Biscuits from the Edge #2
Swallows and breadcrumbs
I leave a breadcrumb trail this time, and not the edible kind.
I made that mistake last time. I strew tasty morsels behind me, clues to help me find my way back, but the bloody squirrels must have ate them.
Actually … I bet it was the crows.
A mischief whichever way.
So, this time, I came prepared.
***
But first. The swallows.
It is a sadness … we are all very sad about it. Not the new roof. No, the new roof is a happy thing. Before it became new, it was old … tired and torn and the storm accelerated its demise.
But the swallows. We are sad about them.
***
The swallows returned. They do it every year. Five thousand miles, mostly ocean. How they navigate without google maps is beyond me, but then navigation was never a ‘core skill’.
I never did have a homing instinct. Hence the breadcrumbs.
Which incidentally, failed.
Anyway, the swallows. They came home. Nested in the eaves as they always have.
And then the roof came off.
Catastrophe.
***
But wait, before I lament the dislocation of the swallows, I must tell you that I thought long and hard about what to replace the breadcrumbs with.
Paper was the obvious first choice. Sufficiently inedible and suitably compostable. Paper adorned with words felt apt. And for a while I landed here.
But it didn’t quite fit and I let it rest awhile. In the morning I awoke and I just knew.
***
The roof came off on account of a wind.
When I say wind, I don’t mean just a strong blow.
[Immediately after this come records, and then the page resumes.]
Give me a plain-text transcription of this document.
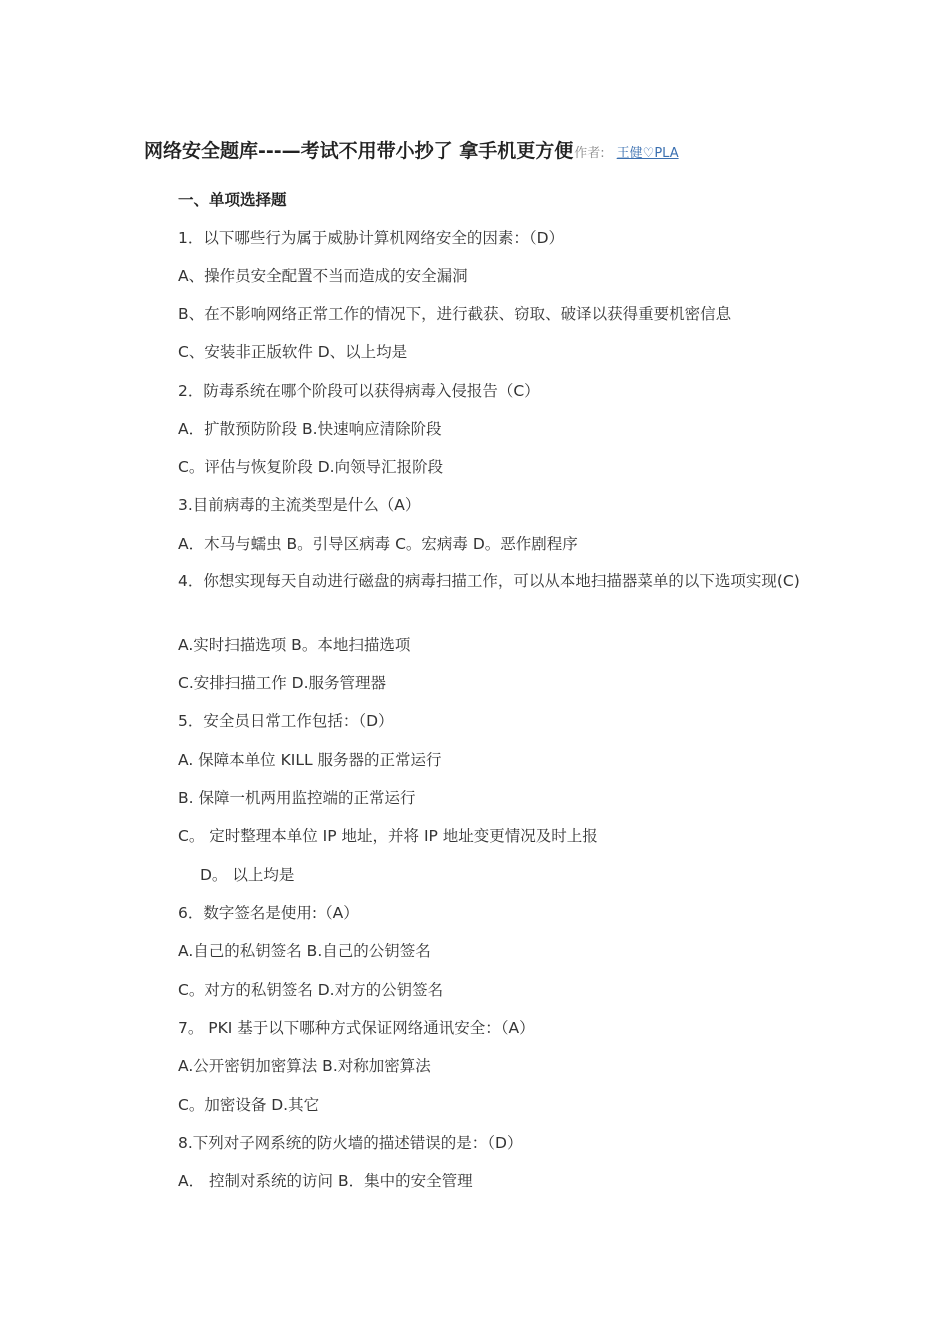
网络安全题库---—考试不用带小抄了 拿手机更方便 作者: 王健♡PLA
一、单项选择题
1．以下哪些行为属于威胁计算机网络安全的因素：（D）
A、操作员安全配置不当而造成的安全漏洞
B、在不影响网络正常工作的情况下，进行截获、窃取、破译以获得重要机密信息
C、安装非正版软件 D、以上均是
2．防毒系统在哪个阶段可以获得病毒入侵报告（C）
A．扩散预防阶段 B.快速响应清除阶段
C。评估与恢复阶段 D.向领导汇报阶段
3.目前病毒的主流类型是什么（A）
A．木马与蠕虫 B。引导区病毒 C。宏病毒 D。恶作剧程序
4．你想实现每天自动进行磁盘的病毒扫描工作，可以从本地扫描器菜单的以下选项实现(C)
A.实时扫描选项 B。本地扫描选项
C.安排扫描工作 D.服务管理器
5．安全员日常工作包括：（D）
A. 保障本单位 KILL 服务器的正常运行
B. 保障一机两用监控端的正常运行
C。 定时整理本单位 IP 地址，并将 IP 地址变更情况及时上报
D。 以上均是
6．数字签名是使用:（A）
A.自己的私钥签名 B.自己的公钥签名
C。对方的私钥签名 D.对方的公钥签名
7。 PKI 基于以下哪种方式保证网络通讯安全：（A）
A.公开密钥加密算法 B.对称加密算法
C。加密设备 D.其它
8.下列对子网系统的防火墙的描述错误的是：（D）
A． 控制对系统的访问 B．集中的安全管理
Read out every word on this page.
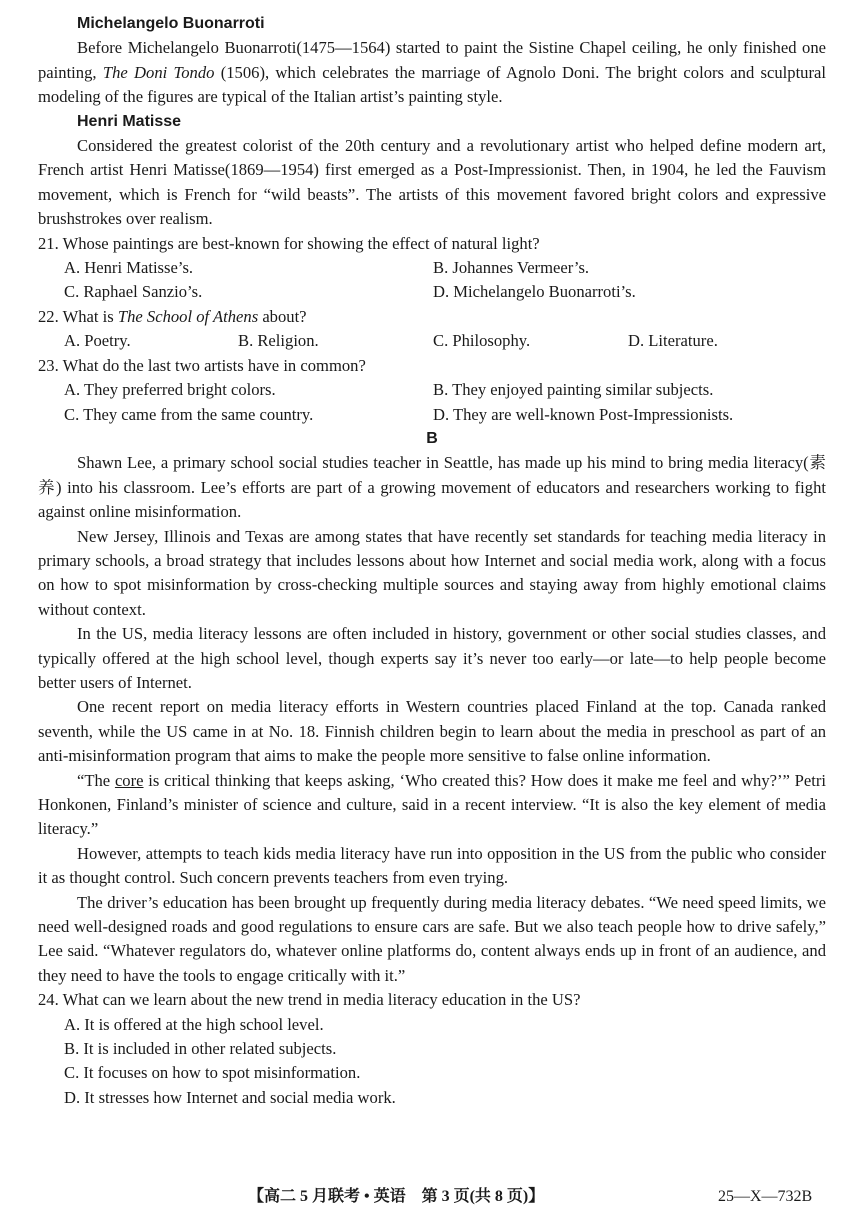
Michelangelo Buonarroti

Before Michelangelo Buonarroti(1475—1564) started to paint the Sistine Chapel ceiling, he only finished one painting, The Doni Tondo (1506), which celebrates the marriage of Agnolo Doni. The bright colors and sculptural modeling of the figures are typical of the Italian artist’s painting style.

Henri Matisse

Considered the greatest colorist of the 20th century and a revolutionary artist who helped define modern art, French artist Henri Matisse(1869—1954) first emerged as a Post-Impressionist. Then, in 1904, he led the Fauvism movement, which is French for “wild beasts”. The artists of this movement favored bright colors and expressive brushstrokes over realism.

21. Whose paintings are best-known for showing the effect of natural light?

A. Henri Matisse’s.	B. Johannes Vermeer’s.
C. Raphael Sanzio’s.	D. Michelangelo Buonarroti’s.

22. What is The School of Athens about?

A. Poetry.	B. Religion.	C. Philosophy.	D. Literature.

23. What do the last two artists have in common?

A. They preferred bright colors.	B. They enjoyed painting similar subjects.
C. They came from the same country.	D. They are well-known Post-Impressionists.
B

Shawn Lee, a primary school social studies teacher in Seattle, has made up his mind to bring media literacy(素养) into his classroom. Lee’s efforts are part of a growing movement of educators and researchers working to fight against online misinformation.

New Jersey, Illinois and Texas are among states that have recently set standards for teaching media literacy in primary schools, a broad strategy that includes lessons about how Internet and social media work, along with a focus on how to spot misinformation by cross-checking multiple sources and staying away from highly emotional claims without context.

In the US, media literacy lessons are often included in history, government or other social studies classes, and typically offered at the high school level, though experts say it’s never too early—or late—to help people become better users of Internet.

One recent report on media literacy efforts in Western countries placed Finland at the top. Canada ranked seventh, while the US came in at No. 18. Finnish children begin to learn about the media in preschool as part of an anti-misinformation program that aims to make the people more sensitive to false online information.

“The core is critical thinking that keeps asking, ‘Who created this? How does it make me feel and why?’” Petri Honkonen, Finland’s minister of science and culture, said in a recent interview. “It is also the key element of media literacy.”

However, attempts to teach kids media literacy have run into opposition in the US from the public who consider it as thought control. Such concern prevents teachers from even trying.

The driver’s education has been brought up frequently during media literacy debates. “We need speed limits, we need well-designed roads and good regulations to ensure cars are safe. But we also teach people how to drive safely,” Lee said. “Whatever regulators do, whatever online platforms do, content always ends up in front of an audience, and they need to have the tools to engage critically with it.”

24. What can we learn about the new trend in media literacy education in the US?

A. It is offered at the high school level.
B. It is included in other related subjects.
C. It focuses on how to spot misinformation.
D. It stresses how Internet and social media work.
【高二 5 月联考 • 英语　第 3 页(共 8 页)】	25—X—732B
No, this was an especially vigorous one. It ripped out roots of ancient trees, tore roofs clean off buildings and sent the fear of god into us as we sheltered in our rickety houses. It blew and it blew and then, in the morning, an eery peace settled across the land and we surveyed the damage.
The barn roof was damage. Torn and bestrewn …. it remained … but in parts. And most of those parts were not where they were supposed to be.
Hence the current re-roofing activity. But that’s not where I am going here.
The swallows. Dislocated. Confused. Visibly agitated.
It’s an upsetting thing to see, a swallow returning to roost when the roost is no more. Confusion abounds. A panicked flittering ensues and the scene is one of disorientation.
I swam across oceans vast to arrive here … spent months on the wing …. and now this?
Okay, so maybe the panic belongs to me, I’ll own that, but there is disturbance in the wing and shriek of a dislocated bird. That cannot be denied.
***
In the morning, what came to me was this.
Wait, let me set the scene a little.
Sunday morning. Early wake-up (too early to get out of bed on a Sunday morning). A tea in bed … mellow tunes …. a hot water bottle nestled in the small of my ever-so-slightly-sore back. And what moves through me is this.
Breath.
This endless stream of in and out, the ongoing exchange between what’s ‘in here’ with what’s ‘out there’.
As ‘Aha moments’ go, it wasn’t especially dramatic, but it landed with certainty.
My trail is my breath! Of course it is. Wherever I go I leave parts of myself in my wake. Probably I leave more than just my exhalations, but the breath is way more poetic than dead skin cells and other human detritus.
You see, I have come to notice that finding my way back is rarely, if ever, about retracing my steps. If it were that simple, the paper trail would do.
Finding my way back is something entirely different. It’s a long journey, across oceans, to arrive at a familiar place.
It is rarely straightforward, of that I can be sure, and no matter how particular I am in laying my trail, it rarely leads me directly to my destination. Like flying five thousand miles to the barn, and then a few weeks later returning from a brief foray only to find the roof has gone.
I flap and I shriek.
What to do, what to do?
***
The new barn roof is looking splendid; you might like to know.
And as for the swallows, I cannot say this with complete certainty, but anything that can travel five thousand miles, weeks on the wing, not once, but twice a year, is probably pretty apt at adjusting its course.